Basically everyone I’ve spoken to about it knows what alternate history is without me needing to explain the basics further. This was not guaranteed, and it’s a sign of, however shallowly, the concept of it having spread pretty thoroughly through pop culture (to the point where I could bring up Marvel’s What If? as an example of AH within a fictional setting). That needs to be remembered.


I’ll also say that focusing on positivity, from years of reviewing books, just feels better. Instead of sniping at online threads that annoyed me, having the chance to share something I enjoyed is a much more pleasant experience. Though cursing the darkness is understandable, there are plenty of candles out there that can and should be highlighted. And if someone gets inspired to metaphorically light a candle of their own, then all the better.


MITROVICH: Like I said before, alternate history is evolving, we just lack the ability to see how from our current perspective. Nevertheless, I think everyone on this panel has done a great job showing how alternate history is changing and what we can expect from the future.


And if you want to contribute to this change, well my advice is: do it! Go research a new timeline, write a story, create a map or whatever. Don’t worry if your first attempt will be good (it most likely won’t) but be willing to keep trying until you get better. And don’t just hang out in the usual forums. Go find out where alternate historians are congregating or just create your own community.


Better to be part of the change, even if your contributions are minor, then to sit it out and forever ask “what if?”


SERRANO: The fact that the trends in the genre have motivated this extended discussion is in itself a sign that the field is fertile. It’s always more exciting when a literary movement grows beyond our attempts to describe it, when there’s a healthy level of uncertainty, when even the long-established tropes don’t exhaust the possibilities for innovation and experimentation.


I do sometimes find that the various micro-niches within the AH fandom look a bit intimidating, especially as they seem so isolated from one another, but that’s preferable to a community of rigid like-mindedness. AH, and in their own way every speculative tradition, is about finding what we assumed was unthinkable and making it feel true. We should hope for our genre to never become too predictable.

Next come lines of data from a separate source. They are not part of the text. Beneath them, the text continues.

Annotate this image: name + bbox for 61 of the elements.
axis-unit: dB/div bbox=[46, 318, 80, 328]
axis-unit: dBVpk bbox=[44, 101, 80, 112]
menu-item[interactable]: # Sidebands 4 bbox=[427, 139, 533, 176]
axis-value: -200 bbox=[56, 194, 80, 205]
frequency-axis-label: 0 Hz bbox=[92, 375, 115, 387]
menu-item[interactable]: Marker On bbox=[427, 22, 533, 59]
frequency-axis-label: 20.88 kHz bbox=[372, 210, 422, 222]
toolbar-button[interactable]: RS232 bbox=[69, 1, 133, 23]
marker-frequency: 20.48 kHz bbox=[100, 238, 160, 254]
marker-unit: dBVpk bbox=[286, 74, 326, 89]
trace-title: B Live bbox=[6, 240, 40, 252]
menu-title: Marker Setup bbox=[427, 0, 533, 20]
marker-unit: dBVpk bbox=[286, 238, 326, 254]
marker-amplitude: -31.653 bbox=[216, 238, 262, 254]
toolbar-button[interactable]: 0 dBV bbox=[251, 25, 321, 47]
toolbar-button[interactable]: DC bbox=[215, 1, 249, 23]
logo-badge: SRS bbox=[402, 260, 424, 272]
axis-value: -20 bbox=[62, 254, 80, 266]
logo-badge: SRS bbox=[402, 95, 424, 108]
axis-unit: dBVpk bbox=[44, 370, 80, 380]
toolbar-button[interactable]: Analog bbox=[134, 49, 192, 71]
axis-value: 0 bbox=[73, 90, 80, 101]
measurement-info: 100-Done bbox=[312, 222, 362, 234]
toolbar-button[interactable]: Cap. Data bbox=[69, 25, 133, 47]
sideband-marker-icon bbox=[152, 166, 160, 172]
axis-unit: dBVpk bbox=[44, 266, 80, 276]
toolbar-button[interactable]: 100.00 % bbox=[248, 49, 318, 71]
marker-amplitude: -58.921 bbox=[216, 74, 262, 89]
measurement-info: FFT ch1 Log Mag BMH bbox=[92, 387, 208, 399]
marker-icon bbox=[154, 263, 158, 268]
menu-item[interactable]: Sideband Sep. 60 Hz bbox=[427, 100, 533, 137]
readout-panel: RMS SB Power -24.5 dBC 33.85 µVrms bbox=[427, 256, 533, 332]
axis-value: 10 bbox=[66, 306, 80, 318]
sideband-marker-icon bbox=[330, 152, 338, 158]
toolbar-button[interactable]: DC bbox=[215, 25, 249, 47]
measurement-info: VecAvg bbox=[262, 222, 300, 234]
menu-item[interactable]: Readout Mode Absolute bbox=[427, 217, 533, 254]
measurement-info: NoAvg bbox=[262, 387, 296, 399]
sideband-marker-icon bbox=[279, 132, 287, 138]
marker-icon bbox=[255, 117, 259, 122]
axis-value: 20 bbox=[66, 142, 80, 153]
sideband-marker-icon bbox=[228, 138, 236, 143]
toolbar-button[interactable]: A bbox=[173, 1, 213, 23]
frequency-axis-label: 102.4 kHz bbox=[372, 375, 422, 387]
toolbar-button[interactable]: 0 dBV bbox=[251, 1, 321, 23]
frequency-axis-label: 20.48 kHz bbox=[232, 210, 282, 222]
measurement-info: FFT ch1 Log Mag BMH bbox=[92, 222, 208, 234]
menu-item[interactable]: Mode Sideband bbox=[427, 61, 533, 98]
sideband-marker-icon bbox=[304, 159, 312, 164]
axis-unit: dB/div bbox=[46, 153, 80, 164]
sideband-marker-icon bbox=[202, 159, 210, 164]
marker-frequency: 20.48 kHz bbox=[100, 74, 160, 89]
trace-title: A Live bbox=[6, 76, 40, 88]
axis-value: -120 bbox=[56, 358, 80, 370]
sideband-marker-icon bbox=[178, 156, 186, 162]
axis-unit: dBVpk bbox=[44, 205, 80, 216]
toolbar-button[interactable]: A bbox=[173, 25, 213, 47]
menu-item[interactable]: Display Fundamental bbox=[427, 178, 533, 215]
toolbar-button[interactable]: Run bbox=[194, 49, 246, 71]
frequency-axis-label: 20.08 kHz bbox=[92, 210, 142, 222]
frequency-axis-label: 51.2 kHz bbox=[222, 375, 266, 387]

WALLACE: I’d like to thank these four fine gentlemen for taking the time to discuss this subject. As you can see, the discussion went to a number of interesting places. It drifted a bit, but in the best way possible, like a good science fiction discussion panel (which was what inspired this format). What strikes me about all this is that alternate history is, despite what some may think, a surprisingly vibrant genre, and a much more diverse one than we tend to give it credit (I’d like to give a good word to Gary Oswald, the SLP blog editor, for deliberately trying to showcase that diversity in his interview series). It makes me feel more confident that the genre will have a bright future and that my fears of stagnation were unfounded.